Applying Test Sessions to Research

By Jonathan Clarkin • March 10, 2014

A colleague asked me to investigate JavaScript unit testing options for developers. While planning my approach, a realization struck: I’m testing something - a domain of knowledge.

If I’m testing, why not use proven testing techniques to structure the investigation?

Test Sessions for Knowledge Exploration

Enter the experiment: applying test session methodology to research.

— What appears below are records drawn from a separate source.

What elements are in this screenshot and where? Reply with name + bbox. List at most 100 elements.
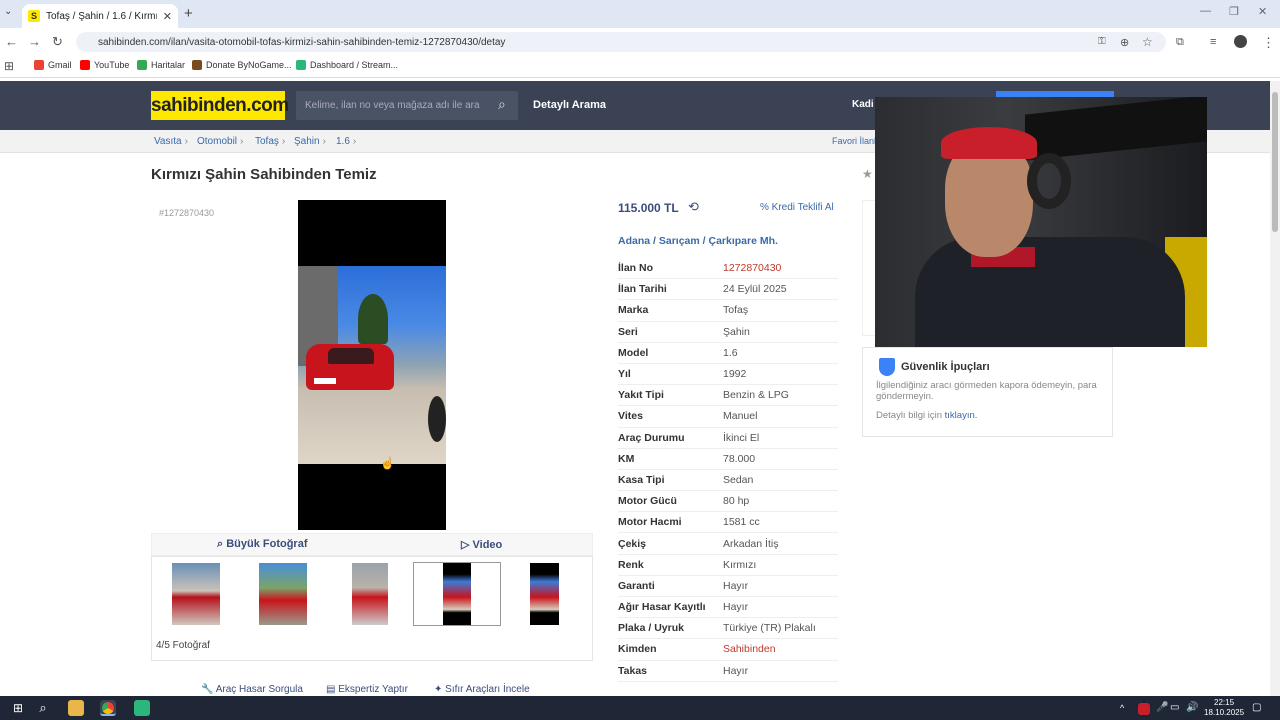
detail-key: Model (618, 346, 649, 359)
breadcrumb-item[interactable]: Şahin › (294, 136, 326, 147)
site-logo[interactable]: sahibinden.com (151, 91, 289, 120)
search-input[interactable]: Kelime, ilan no veya mağaza adı ile ara (296, 91, 518, 120)
forward-icon[interactable]: → (28, 34, 41, 49)
back-icon[interactable]: ← (5, 34, 18, 49)
gmail-icon (34, 60, 44, 70)
detail-value: Kırmızı (723, 558, 757, 571)
menu-icon[interactable]: ⋮ (1262, 35, 1275, 51)
extensions-icon[interactable]: ⧉ (1176, 36, 1184, 49)
tray-app-icon[interactable] (1138, 703, 1150, 715)
breadcrumb-item[interactable]: Otomobil › (197, 136, 243, 147)
detail-row: Motor Hacmi 1581 cc (618, 512, 838, 534)
tab-search-icon[interactable]: ⌄ (4, 6, 12, 17)
bookmark-maps[interactable]: Haritalar (137, 60, 185, 70)
app-icon[interactable] (134, 700, 150, 716)
detail-key: Marka (618, 304, 649, 317)
damage-check-link[interactable]: 🔧 Araç Hasar Sorgula (201, 684, 303, 695)
dashboard-icon (296, 60, 306, 70)
thumbnail-3[interactable] (352, 563, 388, 625)
thumbnail-2[interactable] (259, 563, 307, 625)
active-tab[interactable]: S Tofaş / Şahin / 1.6 / Kırmızı Şahi ✕ (22, 4, 178, 28)
detail-key: Motor Gücü (618, 495, 677, 508)
expertise-link[interactable]: ▤ Ekspertiz Yaptır (326, 684, 408, 695)
network-icon[interactable]: ▭ (1170, 700, 1186, 716)
thumbnail-1[interactable] (172, 563, 220, 625)
location-neighborhood[interactable]: Çarkıpare Mh. (709, 235, 778, 247)
tray-chevron-icon[interactable]: ^ (1120, 700, 1136, 716)
detail-value[interactable]: Sahibinden (723, 643, 776, 655)
detail-value: 1992 (723, 368, 747, 381)
detail-row: Marka Tofaş (618, 300, 838, 322)
bookmark-bynogame[interactable]: Donate ByNoGame... (192, 60, 292, 70)
detail-value: Şahin (723, 325, 750, 338)
photo-plate (314, 378, 336, 384)
restore-icon[interactable]: ❐ (1229, 5, 1239, 18)
location-city[interactable]: Adana (618, 235, 650, 247)
thumbnail-4-selected[interactable] (413, 562, 501, 626)
favorite-star-icon[interactable]: ★ (862, 167, 873, 181)
bookmark-dashboard[interactable]: Dashboard / Stream... (296, 60, 398, 70)
clock[interactable]: 22:15 18.10.2025 (1204, 698, 1244, 718)
detail-value: Tofaş (723, 304, 749, 317)
detail-key: Yakıt Tipi (618, 389, 664, 402)
breadcrumb-item[interactable]: 1.6 › (336, 136, 356, 147)
file-explorer-icon[interactable] (68, 700, 84, 716)
new-tab-icon[interactable]: + (184, 5, 193, 22)
zoom-icon[interactable]: ⊕ (1120, 36, 1129, 49)
address-bar[interactable]: sahibinden.com/ilan/vasita-otomobil-tofa… (76, 32, 1166, 52)
chrome-icon[interactable] (100, 700, 116, 716)
safety-more-link[interactable]: tıklayın. (945, 410, 978, 421)
video-button[interactable]: ▷ Video (461, 538, 502, 551)
webcam-overlay (875, 97, 1207, 347)
breadcrumb-item[interactable]: Vasıta › (154, 136, 188, 147)
new-cars-link[interactable]: ✦ Sıfır Araçları İncele (434, 684, 530, 695)
apps-grid-icon[interactable]: ⊞ (4, 59, 14, 73)
location-district[interactable]: Sarıçam (659, 235, 700, 247)
detail-value: 1.6 (723, 346, 738, 359)
detail-row: Kimden Sahibinden (618, 639, 838, 661)
big-photo-button[interactable]: ⌕ Büyük Fotoğraf (217, 538, 308, 551)
details-table: İlan No 1272870430 İlan Tarihi 24 Eylül 202… (618, 258, 838, 682)
thumbnail-5[interactable] (530, 563, 559, 625)
volume-icon[interactable]: 🔊 (1186, 700, 1202, 716)
detail-key: Motor Hacmi (618, 516, 682, 529)
detail-row: KM 78.000 (618, 449, 838, 470)
price-history-icon[interactable]: ⟲ (688, 199, 699, 215)
close-tab-icon[interactable]: ✕ (163, 10, 172, 23)
chrome-logo (102, 702, 114, 714)
detail-row: Araç Durumu İkinci El (618, 428, 838, 449)
mouse-cursor-icon: ☝ (380, 456, 395, 470)
start-icon[interactable]: ⊞ (10, 700, 26, 716)
advanced-search-link[interactable]: Detaylı Arama (533, 99, 606, 111)
bookmark-star-icon[interactable]: ☆ (1142, 35, 1153, 49)
profile-avatar[interactable] (1234, 35, 1247, 48)
detail-row: Çekiş Arkadan İtiş (618, 533, 838, 555)
safety-more: Detaylı bilgi için tıklayın. (876, 410, 978, 421)
user-link[interactable]: Kadi (852, 99, 874, 110)
url-text: sahibinden.com/ilan/vasita-otomobil-tofa… (98, 36, 506, 48)
reload-icon[interactable]: ↻ (52, 34, 63, 50)
search-taskbar-icon[interactable]: ⌕ (35, 700, 51, 716)
clock-time: 22:15 (1214, 698, 1235, 707)
favorites-link[interactable]: Favori İlanl (832, 136, 876, 146)
detail-row: Ağır Hasar Kayıtlı Hayır (618, 597, 838, 619)
minimize-icon[interactable]: — (1200, 5, 1211, 17)
notification-icon[interactable]: ▢ (1252, 700, 1268, 716)
credit-offer-link[interactable]: % Kredi Teklifi Al (760, 202, 834, 213)
detail-row: İlan No 1272870430 (618, 258, 838, 280)
media-icon[interactable]: ≡ (1210, 36, 1216, 48)
search-icon[interactable]: ⌕ (498, 96, 506, 113)
breadcrumb-item[interactable]: Tofaş › (255, 136, 285, 147)
scrollbar-thumb[interactable] (1272, 92, 1278, 232)
detail-value: Benzin & LPG (723, 389, 789, 402)
play-icon: ▷ (461, 539, 473, 551)
detail-value[interactable]: 1272870430 (723, 262, 781, 274)
detail-key: Yıl (618, 368, 631, 381)
detail-key: Vites (618, 410, 643, 423)
seller-box (862, 200, 876, 336)
bookmark-gmail[interactable]: Gmail (34, 60, 72, 70)
close-window-icon[interactable]: ✕ (1258, 5, 1267, 18)
main-photo[interactable] (298, 200, 446, 530)
password-key-icon[interactable]: ⚿ (1098, 36, 1106, 47)
bookmark-youtube[interactable]: YouTube (80, 60, 129, 70)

I’ve:

  • Defined a mission: Evaluate JavaScript unit testing tools for developer adoption
  • Written an initial charter: Explore available testing libraries, frameworks, and tooling
  • Started documenting my path through online resources, documentation, and community contacts

Why This Approach Works

Test sessions bring structured thinking to research:

  • Time-boxed exploration prevents endless rabbit holes
  • Charter-driven focus keeps investigation targeted
  • Session notes capture both discoveries and dead ends
  • Explicit reporting creates actionable deliverables

Instead of wandering through JavaScript testing frameworks aimlessly, I’m treating the problem space like any testable system - with hypotheses, exploration strategies, and documented outcomes.

The Meta-Learning

This experiment in applied methodology has a bonus: I’m simultaneously learning JavaScript testing tools AND improving my research process. The session notes will become the foundation for my first formal test report outside traditional software testing.

The insight: If knowledge domains can be explored like software systems, then testing techniques can improve how we learn and share discoveries. Time to see where this chartered exploration leads!